Generally, lyme disease occurs in stages, which are not always clear-cut; they may overlap. The first stage involves the injection of B. burgdorferi by the tick. Shortly thereafter (3 days to 4 months), it spreads throughout the skin, causing erythema migrans (EM), which is basically a skin lesion. This lesion can vary in size, body site, color, duration, intensity, and recurrence. Erythema migrans is a marker of the disease, yet may also be absent altogether. EM resolves spontaneously in a few weeks or months4. Also like to occur during this stage are mild fever, chills, headache, and stiff neck (flu-like symptoms)?.

Within days or weeks after infection, in stage 2, the specimen has been seen in specimens of myocardium, retina, muscle, bone, spleen, liver and brain1. Secondary skin lesions may occur but are smaller and migrate less. The main symptoms include fatigue and excruciating headache, lasting only hours or days. Meningitis, poor memory, mood change, cardiac problems, and facial palsy are also very common.

They may recur or become chronic1. Six months later (on average), many patients have brief attacks of arthritis in the large joints, especially in the knee.

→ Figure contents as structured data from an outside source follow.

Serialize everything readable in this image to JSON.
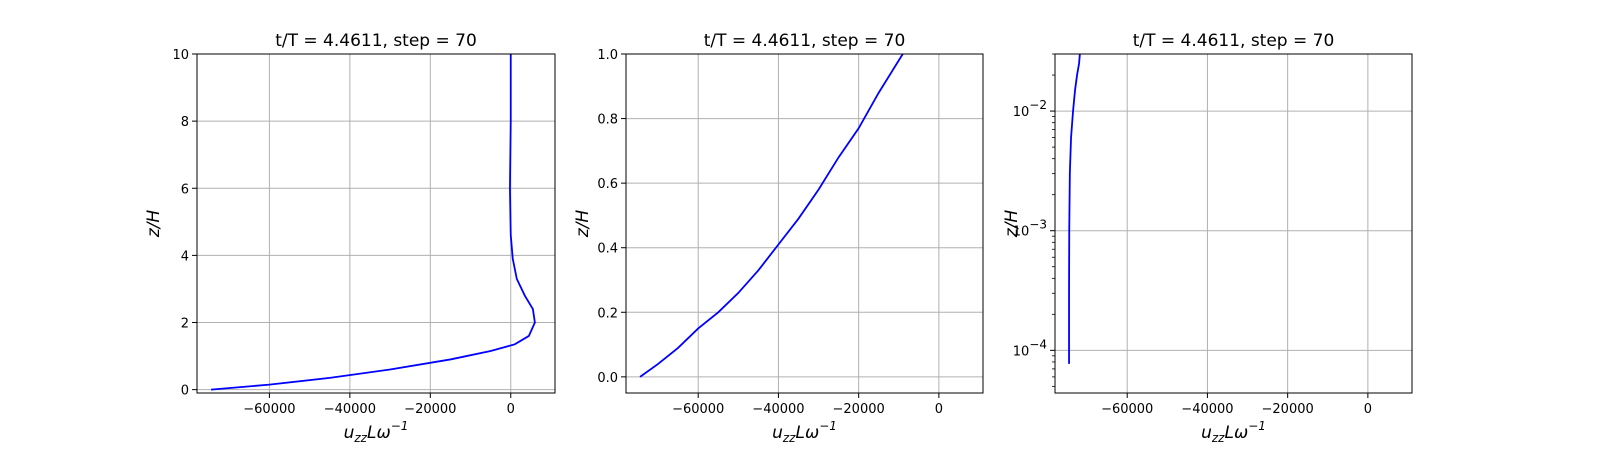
{
  "chart_data": [
    {
      "type": "line",
      "title": "t/T = 4.4611, step = 70",
      "xlabel": {
        "base": "u",
        "sub": "zz",
        "mid": "Lω",
        "sup": "−1"
      },
      "ylabel": "z/H",
      "xlim": [
        -78000,
        11000
      ],
      "ylim": [
        -0.1,
        10
      ],
      "yscale": "linear",
      "xticks": [
        -60000,
        -40000,
        -20000,
        0
      ],
      "xtick_labels": [
        "−60000",
        "−40000",
        "−20000",
        "0"
      ],
      "yticks": [
        0,
        2,
        4,
        6,
        8,
        10
      ],
      "ytick_labels": [
        "0",
        "2",
        "4",
        "6",
        "8",
        "10"
      ],
      "grid": true,
      "series": [
        {
          "color": "#0000ff",
          "points": [
            [
              -74500,
              0.0
            ],
            [
              -60000,
              0.15
            ],
            [
              -45000,
              0.35
            ],
            [
              -30000,
              0.6
            ],
            [
              -15000,
              0.9
            ],
            [
              -5000,
              1.15
            ],
            [
              1000,
              1.35
            ],
            [
              4500,
              1.6
            ],
            [
              6000,
              2.0
            ],
            [
              5500,
              2.4
            ],
            [
              3500,
              2.8
            ],
            [
              1500,
              3.3
            ],
            [
              500,
              3.9
            ],
            [
              0,
              4.6
            ],
            [
              -200,
              6.0
            ],
            [
              0,
              8.0
            ],
            [
              0,
              10.0
            ]
          ]
        }
      ]
    },
    {
      "type": "line",
      "title": "t/T = 4.4611, step = 70",
      "xlabel": {
        "base": "u",
        "sub": "zz",
        "mid": "Lω",
        "sup": "−1"
      },
      "ylabel": "z/H",
      "xlim": [
        -78000,
        11000
      ],
      "ylim": [
        -0.05,
        1.0
      ],
      "yscale": "linear",
      "xticks": [
        -60000,
        -40000,
        -20000,
        0
      ],
      "xtick_labels": [
        "−60000",
        "−40000",
        "−20000",
        "0"
      ],
      "yticks": [
        0.0,
        0.2,
        0.4,
        0.6,
        0.8,
        1.0
      ],
      "ytick_labels": [
        "0.0",
        "0.2",
        "0.4",
        "0.6",
        "0.8",
        "1.0"
      ],
      "grid": true,
      "series": [
        {
          "color": "#0000ff",
          "points": [
            [
              -74500,
              0.0
            ],
            [
              -70000,
              0.04
            ],
            [
              -65000,
              0.09
            ],
            [
              -60000,
              0.15
            ],
            [
              -55000,
              0.2
            ],
            [
              -50000,
              0.26
            ],
            [
              -45000,
              0.33
            ],
            [
              -40000,
              0.41
            ],
            [
              -35000,
              0.49
            ],
            [
              -30000,
              0.58
            ],
            [
              -25000,
              0.68
            ],
            [
              -20000,
              0.77
            ],
            [
              -15000,
              0.88
            ],
            [
              -11000,
              0.96
            ],
            [
              -9000,
              1.0
            ]
          ]
        }
      ]
    },
    {
      "type": "line",
      "title": "t/T = 4.4611, step = 70",
      "xlabel": {
        "base": "u",
        "sub": "zz",
        "mid": "Lω",
        "sup": "−1"
      },
      "ylabel": "z/H",
      "xlim": [
        -78000,
        11000
      ],
      "ylim": [
        4.4e-05,
        0.03
      ],
      "yscale": "log",
      "xticks": [
        -60000,
        -40000,
        -20000,
        0
      ],
      "xtick_labels": [
        "−60000",
        "−40000",
        "−20000",
        "0"
      ],
      "yticks": [
        0.0001,
        0.001,
        0.01
      ],
      "ytick_labels": [
        {
          "base": "10",
          "exp": "−4"
        },
        {
          "base": "10",
          "exp": "−3"
        },
        {
          "base": "10",
          "exp": "−2"
        }
      ],
      "grid": true,
      "series": [
        {
          "color": "#0000ff",
          "points": [
            [
              -74500,
              7.7e-05
            ],
            [
              -74500,
              0.0003
            ],
            [
              -74450,
              0.001
            ],
            [
              -74300,
              0.003
            ],
            [
              -74000,
              0.006
            ],
            [
              -73500,
              0.01
            ],
            [
              -73000,
              0.015
            ],
            [
              -72500,
              0.02
            ],
            [
              -72000,
              0.025
            ],
            [
              -71800,
              0.03
            ]
          ]
        }
      ]
    }
  ]
}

Stage 3 is classified as the late persistent infection, where arthritis lasts longer (ie. months) and chronic arthritis (a year or more of joint inflammation) begins. More than a year after infection, B. burgdorferI may affect the central and peripheral nervous systems.

There has been a lot of work carried out in this field, particularly where children are affected. For example, the transplacental transmission of B. burgdorferi has been reported in 2 infants whose mothers were infected with Lyme borreliosis during the first trimester of pregnancy. Both of these infants dies in their first week of life. One had encephalitis and the other had congenital cardiac malformations1. Spirochetes were seen in various fetal tissues.

Studies reviewing lyme disease in pregnant women before knowing the outcome of their pregnancy, in order to assess the frequency and the type of adverse pregnancy outcomes associated with lyme disease have also been carried out in the field5.

One study found adverse outcomes in 5 out of 19 children tested. These outcomes included cortical blindness, intrauterine fetal death, prematurity and rash in the newborn. It is of great importance to determine whether such outcomes are directly related to B. burgdorferi5.

Another study performed by Szer et al tested the long-term course of lyme arthritis in children, who had not received any antibiotic treatment for at least the first four years of the illness.

Another study by Garcia-Monco et al looked at the experimental and clinical evidence for early invasion of Borrelia burgdorferi in the central nervour system, by intravenously inoculating rats with the bacteria and examining their cerebrospinal fluid2.

Such work leads me to my specific research topic: studying cognitive skills in children who have been treated for lyme disease using antibiotics. It seems likely that the lyme disease spirochete can cause an adverse fetal outcome. However, the question is, how likely and just what are the outcomes, which is what I would like to test for. My proposed study will be an experimental study in which lyme disease treated pediatric populations will be examined to identify possible cognitive or psychologic abnormalities resulting from lyme disease. The focus will be on children because they have a high incidence of lyme disease? and are less likely to have cognitive deterioration due to confounding factors, such as aging.

Children between the ages of 5 and 15 who have been treated with lyme disease will be studied. These children will be randomly chosen for endemic areas such as Delaware. Serologic testing (ie. enzyme-linked immunosorbent assa; ELISA) will be used to determine the presence of B. burgdorferi antibodies.

The following hypotheses will be tested: Ho: No cognitive differences between lyme disease children and control group HA: Cognitive differences between lyme disease children and control group are present.